Eğer bu süre içerisinde hastanın bilinci açılmıyorsa enjeksiyon tekrarlanmalı ve profesyonel yardım alınmalıdır.

Hipoglisemi tedavisinde hastalığın belirtilerinin önlenmesi, beyin hasarına yol açmaması ve hipogliseminin tekrarının önlenmesi hedeflenir. Doktor belirli bir tedaviye karar vermeden önce kan şekerinizi düzenli aralıklarla ölçmek isteyebilir. İlaçlı tedavi bazı durumlarda tercih edilse de hasta olan kişinin kendini yönetmeye çalışması ve beslenme düzenine dikkat etmesi daha önemlidir. Ancak bazı durumlarda belirli oranlarda kan şekerini düzenleyen hipoglisemi ilaçları önerilir. İlaçların doktor kontrolünde ve belirtilen oranda kullanılması şarttır. Eğer hiç geçmeyen ve de nedeni çözülemeyen hipoglisemi durumu söz konusu ise pankreasta bir tümör olup olmadığına dair bir araştırma yapılabilir. İyi huylu olsa bile böyle bir tümör insülin sağlamaya devam edeceği için cerrahi bir müdahaleyle alınması söz konusu olabilir.

Hipoglisemi neden olur?

Hipogliseminin en önemli nedeni sağlıksız ve düzensiz beslenmedir.
Aşırı şeker tüketimi.
Enerji vermesi için vücuda alınan şeker kısa süreli çözüm sağlasa da sürekli böyle beslenme ve şekere düşkünlük pankreasın çalışmasını olumsuz etkiler.
Besin yetersizliği de hipoglisemiye neden olabilir.  Genel olarak sağlıksız bir yaşam tarzı, aşırı yorgunluk ve aşırı alkol tüketimi…
Herhangi bir tümör, böbrek ya da karaciğer rahatsızlığı.
İnsülini gereğinden fazla almak ya da insülin enjeksiyonlarının yerini değiştirmek.
Hipoglisemi diyeti
Hipoglisemiden kaçınmak için en önemli çözüm düzenli ve sağlıklı beslenmelidir. Hipoglisemi tedavisinde özel bir diyet önerilir. Hastaların lif alımını artırması gerekir. Sebze, meyve, kuru baklagil, tahıl ve buğdaydaki sindirilebilir lifleri yeterince almalıdırlar. Et, balık ve tavuk yerken fazla yağlı olanlar tercih edilmemelidir. Tavukların derileri alınmalıdır. Yapışmaz bir tavada ya da ızgarada pişirilmelidir. Ayrıca et, balık ve tavuk kızartılarak değil ızgara olarak pişirilmelidir.

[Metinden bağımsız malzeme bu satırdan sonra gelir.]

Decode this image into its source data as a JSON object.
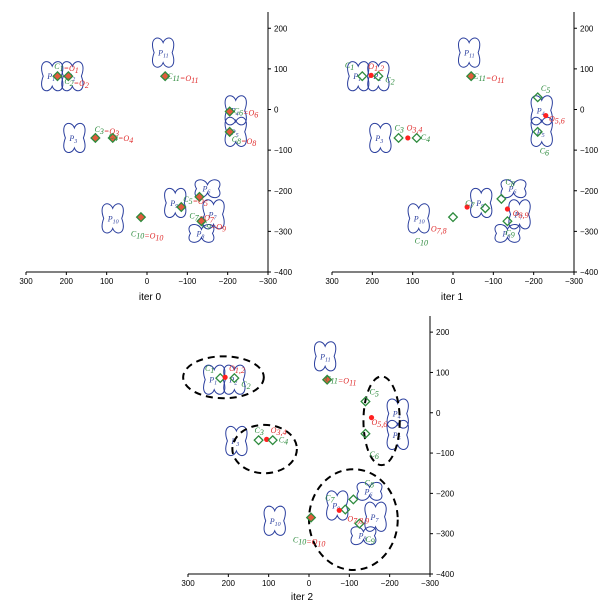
{
  "panels": [
    {
      "caption": "iter 0",
      "xticks": [
        "300",
        "200",
        "100",
        "0",
        "−100",
        "−200",
        "−300"
      ],
      "yticks": [
        "200",
        "100",
        "0",
        "−100",
        "−200",
        "−300",
        "−400"
      ],
      "agents": [
        "P1",
        "P2",
        "P3",
        "P4",
        "P5",
        "P6",
        "P7",
        "P8",
        "P9",
        "P10",
        "P11"
      ],
      "labels": [
        "C1=O1",
        "C2=O2",
        "C3=O3",
        "C4=O4",
        "C5=O5",
        "C6=O6",
        "C7=O7",
        "C8=O8",
        "C9=O9",
        "C10=O10",
        "C11=O11"
      ]
    },
    {
      "caption": "iter 1",
      "xticks": [
        "300",
        "200",
        "100",
        "0",
        "−100",
        "−200",
        "−300"
      ],
      "yticks": [
        "200",
        "100",
        "0",
        "−100",
        "−200",
        "−300",
        "−400"
      ],
      "agents": [
        "P1",
        "P2",
        "P3",
        "P4",
        "P5",
        "P6",
        "P7",
        "P8",
        "P9",
        "P10",
        "P11"
      ],
      "labels": [
        "C1",
        "O1,2",
        "C2",
        "C3",
        "O3,4",
        "C4",
        "C5",
        "O5,6",
        "C6",
        "C7",
        "C8",
        "O7,8",
        "O8,9",
        "C9",
        "C10",
        "C11=O11"
      ]
    },
    {
      "caption": "iter 2",
      "xticks": [
        "300",
        "200",
        "100",
        "0",
        "−100",
        "−200",
        "−300"
      ],
      "yticks": [
        "200",
        "100",
        "0",
        "−100",
        "−200",
        "−300",
        "−400"
      ],
      "agents": [
        "P1",
        "P2",
        "P3",
        "P4",
        "P5",
        "P6",
        "P7",
        "P8",
        "P9",
        "P10",
        "P11"
      ],
      "labels": [
        "C1",
        "O1,2",
        "C2",
        "C3",
        "O3,4",
        "C4",
        "C5",
        "O5,6",
        "C6",
        "C7",
        "C8",
        "O7,8,9",
        "C9",
        "C10=O10",
        "C11=O11"
      ]
    }
  ]
}
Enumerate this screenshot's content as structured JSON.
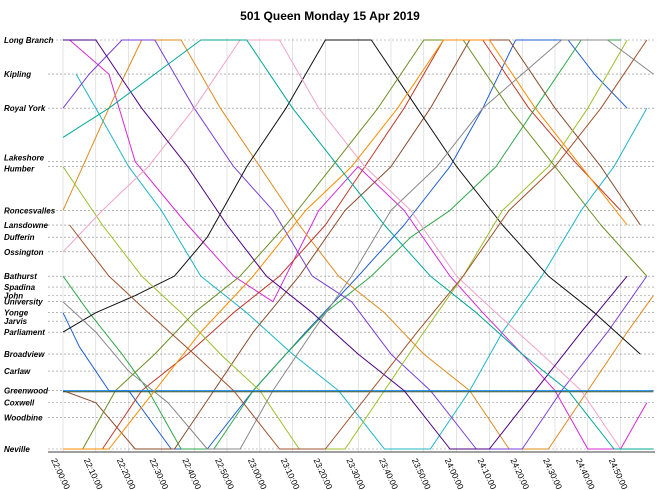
{
  "chart_data": {
    "type": "line",
    "title": "501 Queen Monday  15 Apr 2019",
    "xlabel": "",
    "ylabel": "",
    "x_ticks": [
      "22:00:00",
      "22:10:00",
      "22:20:00",
      "22:30:00",
      "22:40:00",
      "22:50:00",
      "23:00:00",
      "23:10:00",
      "23:20:00",
      "23:30:00",
      "23:40:00",
      "23:50:00",
      "24:00:00",
      "24:10:00",
      "24:20:00",
      "24:30:00",
      "24:40:00",
      "24:50:00"
    ],
    "x_range_minutes": [
      0,
      182
    ],
    "stops": [
      {
        "name": "Long Branch",
        "km": 0.0
      },
      {
        "name": "Kipling",
        "km": 1.4
      },
      {
        "name": "Royal York",
        "km": 2.8
      },
      {
        "name": "Lakeshore",
        "km": 5.0
      },
      {
        "name": "Humber",
        "km": 5.2
      },
      {
        "name": "Roncesvalles",
        "km": 7.0
      },
      {
        "name": "Lansdowne",
        "km": 7.6
      },
      {
        "name": "Dufferin",
        "km": 8.1
      },
      {
        "name": "Ossington",
        "km": 8.7
      },
      {
        "name": "Bathurst",
        "km": 9.7
      },
      {
        "name": "Spadina",
        "km": 10.15
      },
      {
        "name": "John",
        "km": 10.5
      },
      {
        "name": "University",
        "km": 10.75
      },
      {
        "name": "Yonge",
        "km": 11.2
      },
      {
        "name": "Jarvis",
        "km": 11.55
      },
      {
        "name": "Parliament",
        "km": 12.0
      },
      {
        "name": "Broadview",
        "km": 12.9
      },
      {
        "name": "Carlaw",
        "km": 13.6
      },
      {
        "name": "Greenwood",
        "km": 14.4
      },
      {
        "name": "Coxwell",
        "km": 14.9
      },
      {
        "name": "Woodbine",
        "km": 15.5
      },
      {
        "name": "Neville",
        "km": 16.8
      }
    ],
    "grid": true,
    "legend": "none",
    "series": [
      {
        "color": "#1f5fd6",
        "x": [
          0,
          5,
          14,
          20,
          33,
          44,
          58,
          74,
          90,
          104,
          118,
          128,
          138,
          154,
          162,
          172
        ],
        "y": [
          11.2,
          12.6,
          14.4,
          14.4,
          16.8,
          16.8,
          14.4,
          12.0,
          9.7,
          7.6,
          5.2,
          2.8,
          0.0,
          0.0,
          1.4,
          2.8
        ]
      },
      {
        "color": "#d62ad6",
        "x": [
          2,
          14,
          22,
          38,
          52,
          64,
          78,
          90,
          104,
          118,
          128,
          140,
          150,
          160,
          170,
          178
        ],
        "y": [
          0.0,
          1.4,
          5.0,
          7.6,
          9.7,
          10.75,
          7.0,
          5.2,
          7.0,
          9.7,
          11.2,
          12.9,
          14.4,
          16.8,
          16.8,
          14.9
        ]
      },
      {
        "color": "#2fa84a",
        "x": [
          0,
          8,
          18,
          26,
          36,
          46,
          58,
          68,
          80,
          94,
          106,
          118,
          132,
          144,
          158,
          170
        ],
        "y": [
          9.7,
          11.2,
          12.9,
          14.4,
          16.8,
          16.8,
          14.4,
          12.9,
          11.2,
          9.7,
          8.1,
          7.0,
          5.2,
          2.8,
          0.0,
          0.0
        ]
      },
      {
        "color": "#e08a1e",
        "x": [
          0,
          6,
          14,
          24,
          36,
          48,
          60,
          72,
          84,
          98,
          110,
          124,
          136,
          148,
          160,
          172,
          180
        ],
        "y": [
          7.0,
          5.2,
          2.8,
          0.0,
          0.0,
          2.8,
          5.2,
          7.6,
          9.7,
          11.2,
          12.9,
          14.4,
          16.8,
          16.8,
          14.4,
          12.0,
          10.5
        ]
      },
      {
        "color": "#20b5c8",
        "x": [
          4,
          10,
          20,
          30,
          42,
          56,
          70,
          84,
          98,
          112,
          124,
          134,
          146,
          158,
          168,
          178
        ],
        "y": [
          1.4,
          2.8,
          5.2,
          7.0,
          9.7,
          11.2,
          12.9,
          14.4,
          16.8,
          16.8,
          14.4,
          12.0,
          9.7,
          7.0,
          5.2,
          2.8
        ]
      },
      {
        "color": "#8b4a2a",
        "x": [
          0,
          10,
          22,
          34,
          46,
          58,
          72,
          86,
          100,
          112,
          124,
          136,
          150,
          164,
          176
        ],
        "y": [
          14.4,
          14.9,
          16.8,
          16.8,
          14.4,
          12.0,
          9.7,
          7.0,
          5.2,
          2.8,
          0.0,
          0.0,
          2.8,
          5.2,
          7.6
        ]
      },
      {
        "color": "#7a3fd8",
        "x": [
          0,
          8,
          18,
          28,
          40,
          52,
          64,
          76,
          88,
          100,
          112,
          126,
          140,
          152,
          166,
          178
        ],
        "y": [
          2.8,
          1.4,
          0.0,
          0.0,
          2.8,
          5.2,
          7.0,
          9.7,
          10.75,
          12.9,
          14.4,
          16.8,
          16.8,
          14.4,
          12.0,
          9.7
        ]
      },
      {
        "color": "#c0392b",
        "x": [
          0,
          12,
          24,
          38,
          52,
          66,
          80,
          92,
          104,
          116,
          128,
          142,
          156,
          170
        ],
        "y": [
          16.8,
          16.8,
          14.4,
          12.9,
          11.2,
          9.7,
          7.6,
          5.2,
          2.8,
          0.0,
          0.0,
          2.8,
          5.0,
          7.0
        ]
      },
      {
        "color": "#111111",
        "x": [
          0,
          10,
          22,
          34,
          44,
          56,
          68,
          80,
          94,
          108,
          120,
          134,
          148,
          162,
          176
        ],
        "y": [
          12.0,
          11.2,
          10.5,
          9.7,
          8.1,
          5.2,
          2.8,
          0.0,
          0.0,
          2.8,
          5.2,
          7.6,
          9.7,
          11.2,
          12.9
        ]
      },
      {
        "color": "#9bbf2a",
        "x": [
          0,
          12,
          24,
          36,
          48,
          60,
          72,
          86,
          98,
          110,
          122,
          134,
          148,
          160,
          172
        ],
        "y": [
          5.2,
          7.6,
          9.7,
          11.2,
          12.9,
          14.4,
          16.8,
          16.8,
          14.4,
          12.0,
          9.7,
          7.0,
          5.2,
          2.8,
          0.0
        ]
      },
      {
        "color": "#888888",
        "x": [
          0,
          10,
          20,
          32,
          44,
          54,
          64,
          76,
          88,
          100,
          114,
          128,
          140,
          152,
          166,
          180
        ],
        "y": [
          10.75,
          12.0,
          13.6,
          14.9,
          16.8,
          16.8,
          14.4,
          12.0,
          9.7,
          7.0,
          5.2,
          2.8,
          1.4,
          0.0,
          0.0,
          1.4
        ]
      },
      {
        "color": "#f2a3c7",
        "x": [
          0,
          12,
          26,
          40,
          54,
          66,
          78,
          92,
          106,
          120,
          132,
          146,
          158,
          170,
          180
        ],
        "y": [
          8.7,
          7.0,
          5.2,
          2.8,
          0.0,
          0.0,
          2.8,
          5.2,
          7.0,
          9.7,
          11.2,
          12.9,
          14.4,
          16.8,
          16.8
        ]
      },
      {
        "color": "#6b8e23",
        "x": [
          6,
          16,
          28,
          40,
          54,
          68,
          82,
          96,
          110,
          122,
          136,
          150,
          164,
          178
        ],
        "y": [
          16.8,
          14.4,
          12.9,
          11.2,
          9.7,
          7.6,
          5.2,
          2.8,
          0.0,
          0.0,
          2.8,
          5.2,
          7.6,
          9.7
        ]
      },
      {
        "color": "#1e90ff",
        "x": [
          0,
          180
        ],
        "y": [
          14.4,
          14.4
        ]
      },
      {
        "color": "#2f4f2f",
        "x": [
          0,
          180
        ],
        "y": [
          14.45,
          14.45
        ]
      },
      {
        "color": "#ff8c00",
        "x": [
          0,
          14,
          28,
          42,
          58,
          74,
          88,
          102,
          116,
          130,
          144,
          158,
          172
        ],
        "y": [
          16.8,
          16.8,
          14.4,
          12.0,
          9.7,
          7.0,
          5.2,
          2.8,
          0.0,
          0.0,
          2.8,
          5.2,
          7.6
        ]
      },
      {
        "color": "#4b0082",
        "x": [
          0,
          10,
          24,
          38,
          50,
          62,
          76,
          90,
          104,
          118,
          130,
          144,
          158,
          172
        ],
        "y": [
          0.0,
          0.0,
          2.8,
          5.2,
          7.6,
          9.7,
          11.2,
          12.9,
          14.4,
          16.8,
          16.8,
          14.4,
          12.0,
          9.7
        ]
      },
      {
        "color": "#a0522d",
        "x": [
          2,
          14,
          26,
          40,
          52,
          66,
          80,
          94,
          108,
          122,
          136,
          150,
          164,
          178
        ],
        "y": [
          7.6,
          9.7,
          11.2,
          12.9,
          14.4,
          16.8,
          16.8,
          14.4,
          12.0,
          9.7,
          7.0,
          5.2,
          2.8,
          0.0
        ]
      },
      {
        "color": "#00a896",
        "x": [
          0,
          14,
          28,
          42,
          56,
          70,
          84,
          98,
          112,
          126,
          140,
          154,
          168,
          180
        ],
        "y": [
          4.0,
          2.8,
          1.4,
          0.0,
          0.0,
          2.8,
          5.2,
          7.6,
          9.7,
          11.2,
          12.9,
          14.4,
          16.8,
          16.8
        ]
      }
    ]
  }
}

Toz şeker, bal, reçel, lokum, pasta ve pastahaneden alınan her türlü tatlı basit karbonhidrat içerir. Basit karbonhidratlar kandaki şeker oranını önemli ölçüde etkiler ve değiştirir. Bu nedenle hastaların bunlardan uzak durması ve kompleks karbonhidratlara yönelmesi gerekir.

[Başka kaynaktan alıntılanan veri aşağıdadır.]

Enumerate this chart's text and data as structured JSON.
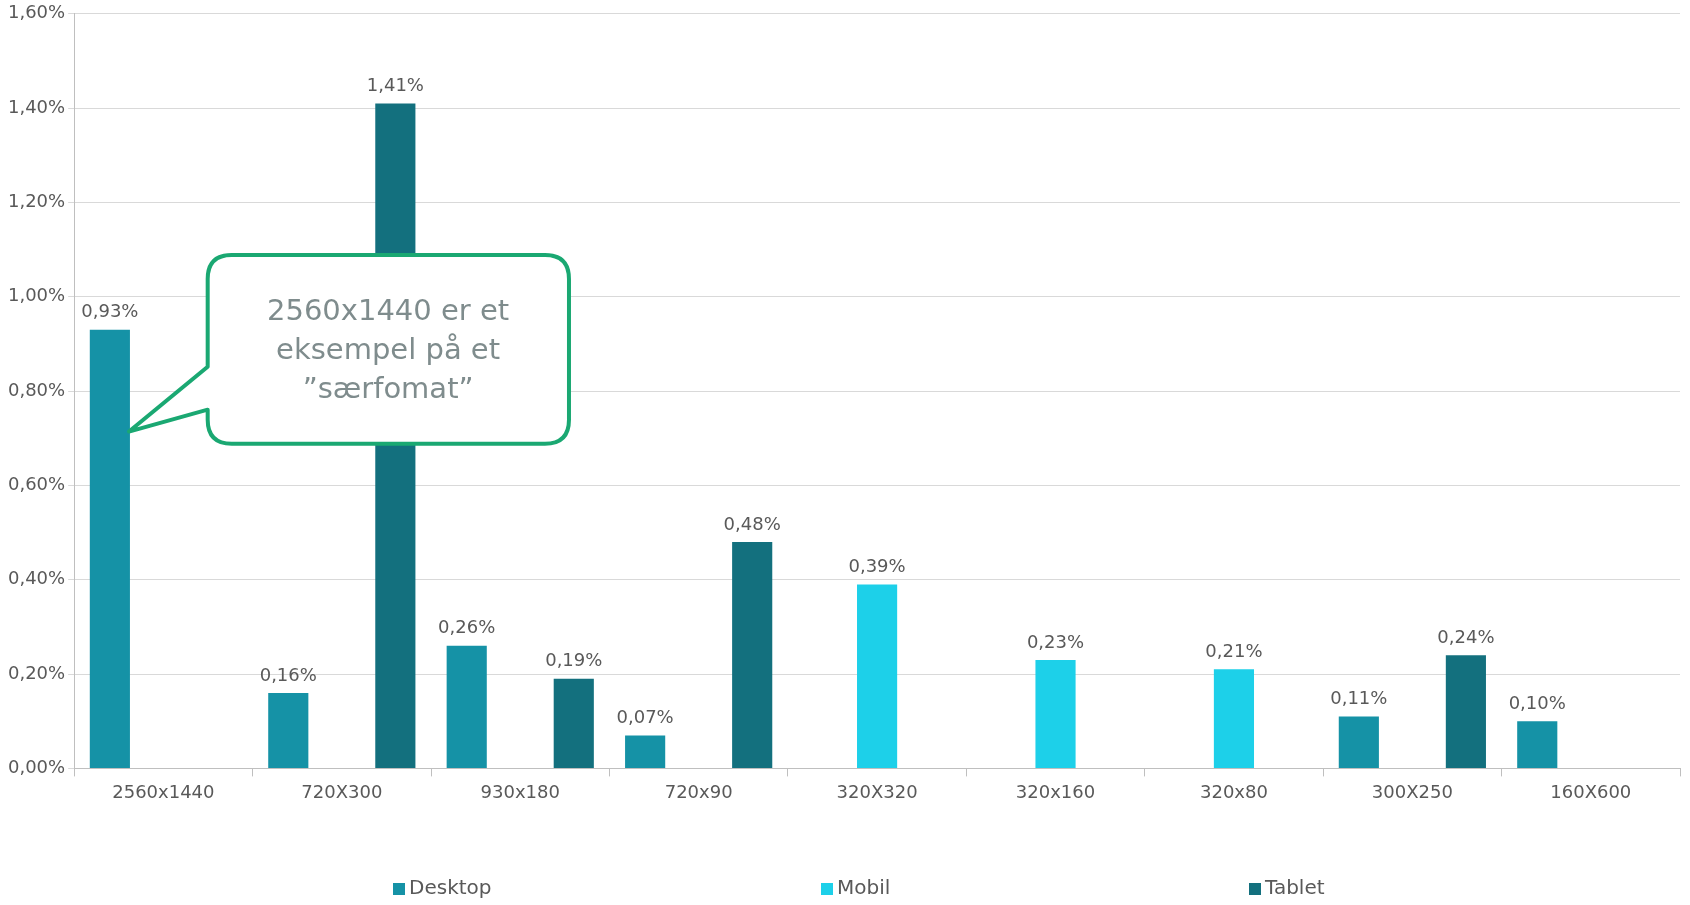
{
  "chart_data": {
    "type": "bar",
    "categories": [
      "2560x1440",
      "720X300",
      "930x180",
      "720x90",
      "320X320",
      "320x160",
      "320x80",
      "300X250",
      "160X600"
    ],
    "series": [
      {
        "name": "Desktop",
        "color": "#1592a6",
        "values": [
          0.93,
          0.16,
          0.26,
          0.07,
          null,
          null,
          null,
          0.11,
          0.1
        ],
        "value_labels": [
          "0,93%",
          "0,16%",
          "0,26%",
          "0,07%",
          null,
          null,
          null,
          "0,11%",
          "0,10%"
        ]
      },
      {
        "name": "Mobil",
        "color": "#1dd0e9",
        "values": [
          null,
          null,
          null,
          null,
          0.39,
          0.23,
          0.21,
          null,
          null
        ],
        "value_labels": [
          null,
          null,
          null,
          null,
          "0,39%",
          "0,23%",
          "0,21%",
          null,
          null
        ]
      },
      {
        "name": "Tablet",
        "color": "#13707e",
        "values": [
          null,
          1.41,
          0.19,
          0.48,
          null,
          null,
          null,
          0.24,
          null
        ],
        "value_labels": [
          null,
          "1,41%",
          "0,19%",
          "0,48%",
          null,
          null,
          null,
          "0,24%",
          null
        ]
      }
    ],
    "ylim": [
      0,
      1.6
    ],
    "yticks": [
      {
        "value": 0,
        "label": "0,00%"
      },
      {
        "value": 0.2,
        "label": "0,20%"
      },
      {
        "value": 0.4,
        "label": "0,40%"
      },
      {
        "value": 0.6,
        "label": "0,60%"
      },
      {
        "value": 0.8,
        "label": "0,80%"
      },
      {
        "value": 1.0,
        "label": "1,00%"
      },
      {
        "value": 1.2,
        "label": "1,20%"
      },
      {
        "value": 1.4,
        "label": "1,40%"
      },
      {
        "value": 1.6,
        "label": "1,60%"
      }
    ],
    "grid": "y",
    "legend": "bottom",
    "annotations": [
      "2560x1440 er et eksempel på et ”særfomat”"
    ]
  }
}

Tam buğdaylı ürünler, kepekli makarna, esmer pirinç ve baklagiller kompleks karbonhidrat içerir. Hipoglisemi hastaları taze meyveleri tercih etmelidir, meyve suyu bu hastalara önerilmez. Kafein hipogliseminin yol açtığı yorgunluk ve halsizlik hissini ortaya çıkardığı için kafein içeren yiyecek ve içecekler, yani kahve, çikolata ve kola önerilmez.

Tüm hastalara olduğu gibi alkol de, hipoglisemisi olanlara kesinlikle önerilmez. Yağ tüketiminin azaltılması, sık sık ama az oranda yemek yenmesi de hastaların yapması gerekenler arasındadır.